Andreuet y el cielo de Cadaqués

Hay personas que parecen hechas de capas de tiempo, y tal vez por eso es que su alma no envejece, sino se enriquece..

Andreu, o Andreuet, como lo llaman con cariño en Cadaqués, lleva contando 94 años y una mirada de niño que se le escapa por la sonrisa. Es el alma que cuida la iglesia blanca que corona este precioso pueblo de la costa, esa que se abre al mar como si escuchara sus secretos.

Cada fin de semana,  la vida me regala un rato con él. Me recibe -a mí y a todos los visitantes de la Iglesia- con esa mezcla de sorpresa y alegría que sólo mantienen aqueellos que todavía se asombran de que la vida vuelva a empezar cada mañana.

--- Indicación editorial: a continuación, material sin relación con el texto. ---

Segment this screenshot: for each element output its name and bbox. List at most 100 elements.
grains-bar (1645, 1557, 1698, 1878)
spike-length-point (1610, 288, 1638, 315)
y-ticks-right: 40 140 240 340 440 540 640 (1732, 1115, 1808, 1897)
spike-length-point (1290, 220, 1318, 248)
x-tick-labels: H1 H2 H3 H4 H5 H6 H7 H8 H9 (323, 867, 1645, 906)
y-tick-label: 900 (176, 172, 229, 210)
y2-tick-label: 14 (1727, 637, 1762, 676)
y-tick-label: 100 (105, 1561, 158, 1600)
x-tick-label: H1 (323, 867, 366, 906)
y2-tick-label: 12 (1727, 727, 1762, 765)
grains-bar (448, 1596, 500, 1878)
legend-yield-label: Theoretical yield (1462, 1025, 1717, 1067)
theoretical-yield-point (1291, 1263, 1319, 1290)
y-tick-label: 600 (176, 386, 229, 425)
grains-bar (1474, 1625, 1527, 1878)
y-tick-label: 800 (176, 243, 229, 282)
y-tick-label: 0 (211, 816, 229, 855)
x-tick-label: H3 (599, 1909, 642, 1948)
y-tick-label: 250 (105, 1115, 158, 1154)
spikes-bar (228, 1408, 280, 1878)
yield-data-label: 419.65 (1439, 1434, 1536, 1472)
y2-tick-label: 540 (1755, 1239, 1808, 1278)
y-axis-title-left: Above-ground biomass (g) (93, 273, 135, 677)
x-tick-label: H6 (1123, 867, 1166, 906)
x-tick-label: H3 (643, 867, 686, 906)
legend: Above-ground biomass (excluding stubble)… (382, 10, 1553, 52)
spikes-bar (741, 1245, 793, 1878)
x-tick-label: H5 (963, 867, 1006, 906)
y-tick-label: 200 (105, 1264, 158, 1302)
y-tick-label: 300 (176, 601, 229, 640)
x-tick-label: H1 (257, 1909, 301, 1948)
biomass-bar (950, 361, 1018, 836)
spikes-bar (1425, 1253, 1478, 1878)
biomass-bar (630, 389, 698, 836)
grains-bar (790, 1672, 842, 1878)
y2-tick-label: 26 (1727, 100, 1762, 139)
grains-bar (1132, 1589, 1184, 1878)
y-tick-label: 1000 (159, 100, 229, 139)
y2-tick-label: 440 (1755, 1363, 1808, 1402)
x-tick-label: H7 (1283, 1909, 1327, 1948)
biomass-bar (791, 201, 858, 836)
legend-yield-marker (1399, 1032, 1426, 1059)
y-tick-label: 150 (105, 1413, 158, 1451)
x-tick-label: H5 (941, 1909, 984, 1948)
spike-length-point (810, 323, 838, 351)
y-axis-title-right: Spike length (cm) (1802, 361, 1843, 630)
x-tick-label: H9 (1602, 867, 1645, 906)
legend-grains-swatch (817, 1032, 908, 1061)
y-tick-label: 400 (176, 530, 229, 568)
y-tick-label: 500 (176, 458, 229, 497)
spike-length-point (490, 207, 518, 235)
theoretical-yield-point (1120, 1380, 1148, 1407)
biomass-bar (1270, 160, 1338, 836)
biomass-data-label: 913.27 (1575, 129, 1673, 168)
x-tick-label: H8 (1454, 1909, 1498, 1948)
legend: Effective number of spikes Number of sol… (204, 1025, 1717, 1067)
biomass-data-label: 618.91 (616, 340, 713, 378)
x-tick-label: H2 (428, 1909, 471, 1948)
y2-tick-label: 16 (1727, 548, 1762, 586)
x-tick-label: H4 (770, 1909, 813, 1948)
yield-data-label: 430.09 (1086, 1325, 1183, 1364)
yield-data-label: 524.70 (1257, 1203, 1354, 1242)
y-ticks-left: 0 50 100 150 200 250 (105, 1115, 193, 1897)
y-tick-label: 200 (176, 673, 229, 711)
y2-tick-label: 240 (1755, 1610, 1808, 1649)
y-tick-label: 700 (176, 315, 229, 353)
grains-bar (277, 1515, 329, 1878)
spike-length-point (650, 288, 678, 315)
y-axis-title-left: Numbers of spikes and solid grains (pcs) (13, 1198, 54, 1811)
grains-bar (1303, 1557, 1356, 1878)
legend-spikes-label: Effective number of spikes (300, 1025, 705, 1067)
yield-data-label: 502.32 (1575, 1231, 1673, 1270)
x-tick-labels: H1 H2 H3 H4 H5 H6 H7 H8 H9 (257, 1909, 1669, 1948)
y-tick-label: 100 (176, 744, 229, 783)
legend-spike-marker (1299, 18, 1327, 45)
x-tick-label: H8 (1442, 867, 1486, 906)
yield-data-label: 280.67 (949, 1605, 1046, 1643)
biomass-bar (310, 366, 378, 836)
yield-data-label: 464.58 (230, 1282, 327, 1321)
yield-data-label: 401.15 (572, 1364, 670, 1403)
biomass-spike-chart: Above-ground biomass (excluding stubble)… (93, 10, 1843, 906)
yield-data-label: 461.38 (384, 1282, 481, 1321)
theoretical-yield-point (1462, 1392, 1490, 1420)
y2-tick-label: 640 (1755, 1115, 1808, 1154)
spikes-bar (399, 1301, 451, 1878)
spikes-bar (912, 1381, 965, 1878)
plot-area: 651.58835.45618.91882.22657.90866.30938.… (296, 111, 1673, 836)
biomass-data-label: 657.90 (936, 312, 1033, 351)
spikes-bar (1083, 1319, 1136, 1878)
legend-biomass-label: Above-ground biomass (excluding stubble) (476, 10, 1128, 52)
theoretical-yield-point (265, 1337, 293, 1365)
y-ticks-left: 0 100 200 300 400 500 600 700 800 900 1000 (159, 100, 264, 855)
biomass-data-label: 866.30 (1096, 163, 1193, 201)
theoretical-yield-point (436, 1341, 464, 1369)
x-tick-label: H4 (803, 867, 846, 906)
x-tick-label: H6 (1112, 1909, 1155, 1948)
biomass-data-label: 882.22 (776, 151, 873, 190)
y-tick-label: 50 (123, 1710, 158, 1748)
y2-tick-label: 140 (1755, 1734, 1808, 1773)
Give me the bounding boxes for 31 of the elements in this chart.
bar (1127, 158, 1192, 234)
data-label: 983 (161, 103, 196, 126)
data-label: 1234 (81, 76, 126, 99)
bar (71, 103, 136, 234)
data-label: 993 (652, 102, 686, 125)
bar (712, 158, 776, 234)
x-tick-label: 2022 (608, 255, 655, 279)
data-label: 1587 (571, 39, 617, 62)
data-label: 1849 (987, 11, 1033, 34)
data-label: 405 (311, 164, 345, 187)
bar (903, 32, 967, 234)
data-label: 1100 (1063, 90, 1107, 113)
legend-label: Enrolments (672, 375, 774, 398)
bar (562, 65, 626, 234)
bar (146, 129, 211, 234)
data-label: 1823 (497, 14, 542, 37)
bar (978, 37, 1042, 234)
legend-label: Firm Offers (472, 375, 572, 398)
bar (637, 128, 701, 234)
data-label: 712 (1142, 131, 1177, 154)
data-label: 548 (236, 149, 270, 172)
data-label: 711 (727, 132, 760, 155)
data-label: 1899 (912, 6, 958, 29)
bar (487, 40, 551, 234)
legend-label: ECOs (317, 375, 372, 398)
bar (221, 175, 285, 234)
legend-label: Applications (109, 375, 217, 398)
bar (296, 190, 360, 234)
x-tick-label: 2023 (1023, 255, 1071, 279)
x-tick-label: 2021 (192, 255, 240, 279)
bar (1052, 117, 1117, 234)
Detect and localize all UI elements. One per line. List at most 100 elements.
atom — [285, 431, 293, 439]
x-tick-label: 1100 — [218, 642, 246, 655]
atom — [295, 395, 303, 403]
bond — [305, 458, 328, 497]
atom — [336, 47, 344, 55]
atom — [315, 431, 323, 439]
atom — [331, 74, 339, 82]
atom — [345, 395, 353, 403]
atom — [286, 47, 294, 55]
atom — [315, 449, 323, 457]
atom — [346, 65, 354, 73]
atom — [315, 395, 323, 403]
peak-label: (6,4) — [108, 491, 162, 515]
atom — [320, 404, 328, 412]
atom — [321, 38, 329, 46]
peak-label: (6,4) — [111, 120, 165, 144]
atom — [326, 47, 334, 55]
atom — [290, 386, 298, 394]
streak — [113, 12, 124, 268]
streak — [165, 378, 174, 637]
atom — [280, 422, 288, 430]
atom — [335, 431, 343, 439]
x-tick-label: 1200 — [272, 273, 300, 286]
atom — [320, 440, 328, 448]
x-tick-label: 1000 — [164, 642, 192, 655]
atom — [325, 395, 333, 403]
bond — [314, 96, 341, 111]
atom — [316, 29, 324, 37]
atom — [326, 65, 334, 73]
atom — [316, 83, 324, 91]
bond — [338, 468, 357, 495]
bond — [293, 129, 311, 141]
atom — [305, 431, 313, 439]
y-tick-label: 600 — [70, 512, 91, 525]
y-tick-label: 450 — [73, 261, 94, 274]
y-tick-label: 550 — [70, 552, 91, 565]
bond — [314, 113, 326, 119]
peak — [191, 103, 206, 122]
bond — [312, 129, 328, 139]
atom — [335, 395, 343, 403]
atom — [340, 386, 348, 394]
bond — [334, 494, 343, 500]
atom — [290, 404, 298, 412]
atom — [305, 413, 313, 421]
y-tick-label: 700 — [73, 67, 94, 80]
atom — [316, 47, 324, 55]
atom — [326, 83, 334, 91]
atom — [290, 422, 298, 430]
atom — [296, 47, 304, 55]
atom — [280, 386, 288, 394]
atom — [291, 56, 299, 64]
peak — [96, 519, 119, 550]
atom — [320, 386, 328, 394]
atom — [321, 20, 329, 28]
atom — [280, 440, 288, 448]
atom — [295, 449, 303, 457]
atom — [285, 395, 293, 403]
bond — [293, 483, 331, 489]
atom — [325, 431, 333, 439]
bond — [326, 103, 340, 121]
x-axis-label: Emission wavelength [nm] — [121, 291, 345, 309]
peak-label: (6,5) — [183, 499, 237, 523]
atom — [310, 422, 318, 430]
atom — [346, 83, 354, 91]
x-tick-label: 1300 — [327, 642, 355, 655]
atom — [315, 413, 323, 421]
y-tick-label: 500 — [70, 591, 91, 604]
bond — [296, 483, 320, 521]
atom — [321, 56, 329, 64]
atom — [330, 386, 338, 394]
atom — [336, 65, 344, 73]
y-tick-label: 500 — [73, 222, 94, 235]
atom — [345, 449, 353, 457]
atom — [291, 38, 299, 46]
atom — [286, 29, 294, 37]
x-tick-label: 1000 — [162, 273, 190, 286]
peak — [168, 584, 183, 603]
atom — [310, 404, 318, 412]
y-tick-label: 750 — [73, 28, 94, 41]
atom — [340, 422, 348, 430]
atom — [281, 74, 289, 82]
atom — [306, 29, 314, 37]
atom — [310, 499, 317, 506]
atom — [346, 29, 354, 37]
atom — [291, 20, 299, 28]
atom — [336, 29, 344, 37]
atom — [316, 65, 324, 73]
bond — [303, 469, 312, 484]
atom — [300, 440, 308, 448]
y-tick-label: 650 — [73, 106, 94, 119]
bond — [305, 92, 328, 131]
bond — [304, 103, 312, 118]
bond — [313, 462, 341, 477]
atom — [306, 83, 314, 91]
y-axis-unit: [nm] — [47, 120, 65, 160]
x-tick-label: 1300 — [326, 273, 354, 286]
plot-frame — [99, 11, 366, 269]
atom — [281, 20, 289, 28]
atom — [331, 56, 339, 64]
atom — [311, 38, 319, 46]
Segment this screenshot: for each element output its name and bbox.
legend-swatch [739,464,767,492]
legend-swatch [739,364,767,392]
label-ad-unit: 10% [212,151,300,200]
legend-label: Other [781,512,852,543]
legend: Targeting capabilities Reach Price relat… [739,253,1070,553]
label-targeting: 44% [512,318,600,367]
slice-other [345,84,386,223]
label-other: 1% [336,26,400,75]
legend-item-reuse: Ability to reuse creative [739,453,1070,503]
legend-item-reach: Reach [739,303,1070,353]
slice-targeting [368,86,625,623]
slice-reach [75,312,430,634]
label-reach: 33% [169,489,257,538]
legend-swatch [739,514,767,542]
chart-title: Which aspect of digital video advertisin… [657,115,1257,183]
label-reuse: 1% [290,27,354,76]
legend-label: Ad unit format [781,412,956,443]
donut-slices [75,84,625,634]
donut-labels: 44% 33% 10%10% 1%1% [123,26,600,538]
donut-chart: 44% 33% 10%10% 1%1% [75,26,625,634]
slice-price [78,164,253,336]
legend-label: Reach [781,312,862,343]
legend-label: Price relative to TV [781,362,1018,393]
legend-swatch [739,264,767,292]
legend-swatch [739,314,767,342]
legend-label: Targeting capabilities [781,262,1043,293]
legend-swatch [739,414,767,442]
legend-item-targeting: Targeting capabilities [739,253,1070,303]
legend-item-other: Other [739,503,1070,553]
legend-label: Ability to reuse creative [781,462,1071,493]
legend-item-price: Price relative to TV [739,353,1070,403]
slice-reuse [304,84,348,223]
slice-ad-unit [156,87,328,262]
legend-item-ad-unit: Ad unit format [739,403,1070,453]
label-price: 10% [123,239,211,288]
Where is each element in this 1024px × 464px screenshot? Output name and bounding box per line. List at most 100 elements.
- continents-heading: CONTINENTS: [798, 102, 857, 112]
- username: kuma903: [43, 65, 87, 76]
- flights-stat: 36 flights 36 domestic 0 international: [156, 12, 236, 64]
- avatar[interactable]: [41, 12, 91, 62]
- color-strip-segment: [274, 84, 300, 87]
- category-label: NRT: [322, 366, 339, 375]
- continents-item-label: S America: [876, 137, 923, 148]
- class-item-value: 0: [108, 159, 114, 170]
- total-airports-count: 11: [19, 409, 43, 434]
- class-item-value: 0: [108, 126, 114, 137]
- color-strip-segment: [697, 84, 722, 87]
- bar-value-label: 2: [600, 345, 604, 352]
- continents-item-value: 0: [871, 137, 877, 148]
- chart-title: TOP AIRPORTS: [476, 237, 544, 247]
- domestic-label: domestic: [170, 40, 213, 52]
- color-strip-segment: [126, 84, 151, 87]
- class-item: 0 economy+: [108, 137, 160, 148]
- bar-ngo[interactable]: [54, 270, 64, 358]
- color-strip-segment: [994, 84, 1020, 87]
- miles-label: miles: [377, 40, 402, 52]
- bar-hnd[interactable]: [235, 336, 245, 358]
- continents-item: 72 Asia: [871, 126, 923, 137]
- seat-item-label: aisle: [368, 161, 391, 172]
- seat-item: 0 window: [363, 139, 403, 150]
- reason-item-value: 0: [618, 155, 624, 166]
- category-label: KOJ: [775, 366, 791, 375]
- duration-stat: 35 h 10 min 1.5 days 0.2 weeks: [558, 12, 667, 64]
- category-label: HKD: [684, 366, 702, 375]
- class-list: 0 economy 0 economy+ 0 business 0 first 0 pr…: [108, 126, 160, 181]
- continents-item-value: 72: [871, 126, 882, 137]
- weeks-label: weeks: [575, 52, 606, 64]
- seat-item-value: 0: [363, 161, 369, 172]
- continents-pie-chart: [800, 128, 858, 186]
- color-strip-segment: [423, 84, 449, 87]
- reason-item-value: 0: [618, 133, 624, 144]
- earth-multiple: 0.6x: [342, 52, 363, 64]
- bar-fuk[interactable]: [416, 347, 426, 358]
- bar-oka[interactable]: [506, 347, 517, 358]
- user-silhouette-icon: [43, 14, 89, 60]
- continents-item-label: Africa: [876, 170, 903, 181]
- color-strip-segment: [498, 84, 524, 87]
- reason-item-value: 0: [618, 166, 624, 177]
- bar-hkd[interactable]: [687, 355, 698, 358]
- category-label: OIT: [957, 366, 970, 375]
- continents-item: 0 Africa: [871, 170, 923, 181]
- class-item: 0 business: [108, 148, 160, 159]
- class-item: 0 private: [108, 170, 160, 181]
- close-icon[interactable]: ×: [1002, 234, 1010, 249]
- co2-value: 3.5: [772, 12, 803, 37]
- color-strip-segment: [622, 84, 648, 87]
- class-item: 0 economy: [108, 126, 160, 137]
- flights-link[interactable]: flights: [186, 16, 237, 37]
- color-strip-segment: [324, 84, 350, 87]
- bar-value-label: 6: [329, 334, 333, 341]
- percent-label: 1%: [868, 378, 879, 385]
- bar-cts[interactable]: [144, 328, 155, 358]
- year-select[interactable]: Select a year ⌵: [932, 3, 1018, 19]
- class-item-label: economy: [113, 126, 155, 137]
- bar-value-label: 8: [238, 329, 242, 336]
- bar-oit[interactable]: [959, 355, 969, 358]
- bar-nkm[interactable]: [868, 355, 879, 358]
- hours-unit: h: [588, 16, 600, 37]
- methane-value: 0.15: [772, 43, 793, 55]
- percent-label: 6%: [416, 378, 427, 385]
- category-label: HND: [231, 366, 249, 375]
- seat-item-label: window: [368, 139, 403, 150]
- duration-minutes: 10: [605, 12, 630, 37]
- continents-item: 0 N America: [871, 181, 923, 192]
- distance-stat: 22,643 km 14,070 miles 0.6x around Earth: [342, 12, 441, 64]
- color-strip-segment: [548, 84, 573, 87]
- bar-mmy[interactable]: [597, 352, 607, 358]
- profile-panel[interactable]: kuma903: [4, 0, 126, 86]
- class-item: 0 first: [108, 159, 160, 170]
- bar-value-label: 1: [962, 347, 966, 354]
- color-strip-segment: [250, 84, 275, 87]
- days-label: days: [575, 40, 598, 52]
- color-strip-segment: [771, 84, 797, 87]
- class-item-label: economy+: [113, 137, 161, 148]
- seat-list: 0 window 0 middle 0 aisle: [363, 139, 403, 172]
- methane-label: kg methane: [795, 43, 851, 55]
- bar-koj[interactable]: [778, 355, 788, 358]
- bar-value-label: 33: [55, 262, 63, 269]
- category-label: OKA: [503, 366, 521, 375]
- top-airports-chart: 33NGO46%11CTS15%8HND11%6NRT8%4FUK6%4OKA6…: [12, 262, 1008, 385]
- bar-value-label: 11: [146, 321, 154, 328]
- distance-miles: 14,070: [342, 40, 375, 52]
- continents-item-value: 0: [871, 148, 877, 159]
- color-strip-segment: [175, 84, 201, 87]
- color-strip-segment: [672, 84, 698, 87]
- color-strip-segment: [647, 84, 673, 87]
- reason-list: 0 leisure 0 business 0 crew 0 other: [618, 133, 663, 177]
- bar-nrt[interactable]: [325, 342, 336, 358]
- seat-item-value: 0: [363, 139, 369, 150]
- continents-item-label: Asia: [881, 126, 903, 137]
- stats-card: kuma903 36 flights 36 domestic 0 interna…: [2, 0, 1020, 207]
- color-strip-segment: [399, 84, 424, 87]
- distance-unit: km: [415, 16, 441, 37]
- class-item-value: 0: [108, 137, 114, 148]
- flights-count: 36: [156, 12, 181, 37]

Me gusta cuando Andreu me cuenta historias de piratas y de Barbarroja, de los días en que Walt Disney visitó a Dalí y se hicieron amigos y alguna travesura . Me habla de cómo el órgano del 1600 guarda dentro de sus 1700 tubos y el eco del aliento de generaciones con fondo azul. Sabe mil y una historias de la iglesia, conoce cada grieta, cada sombra del retablo dorado que brilla con luz propia y todos los detalles entre marineros y apóstoles.

Dice que su tarea es cuidar la iglesia, pero lo que realmente hace es cuidar la belleza y el amor sin juicio. Cuando le visito, me gusta ayudarle a recolocar velas y cuidar el cierre de la iglesia, cada tarde. Es un momento realmente precioso para mí . Mientras Andreuet recibe algunos visitantes efímeros , yo lo escucho y a la vez repongo las velitas nuevas y recojo con una espátula y una brocha las que ya se han apagado… y en ese gesto sencillo, se cuela algo profundo. Algo parecido a una oración espiritual no necesariamente religiosa.

En esa iglesia he aprendido una forma distinta de meditar. Hay una sala preciosa, lateral, con  una alfombra enorme y quince zafus ordenados en tres filas esperando la visita de algun meditador o meditadora, dispuestos a dejarse abrazar por una hermosísima cúpula celestial. Allí, entre el olor a cera y a piedra antigua, con el sonido mudo de los pasos de la gente de fondo, entendí lo que Andreu me dijo una tarde al despedirnos:

Aquí todos los credos son bienvenidos. La casa de Dios es la casa de todos… porque todos somos amor.

Y cuando lo dice, su sonrisa tiene esa claridad de quien no necesita demostrar nada. De quien ya lo ha visto todo… y aun así, sigue mirando y contando la vida con mirada inocente del niño que le habita. Gracias Andreuet, por esos ratitos de verdad.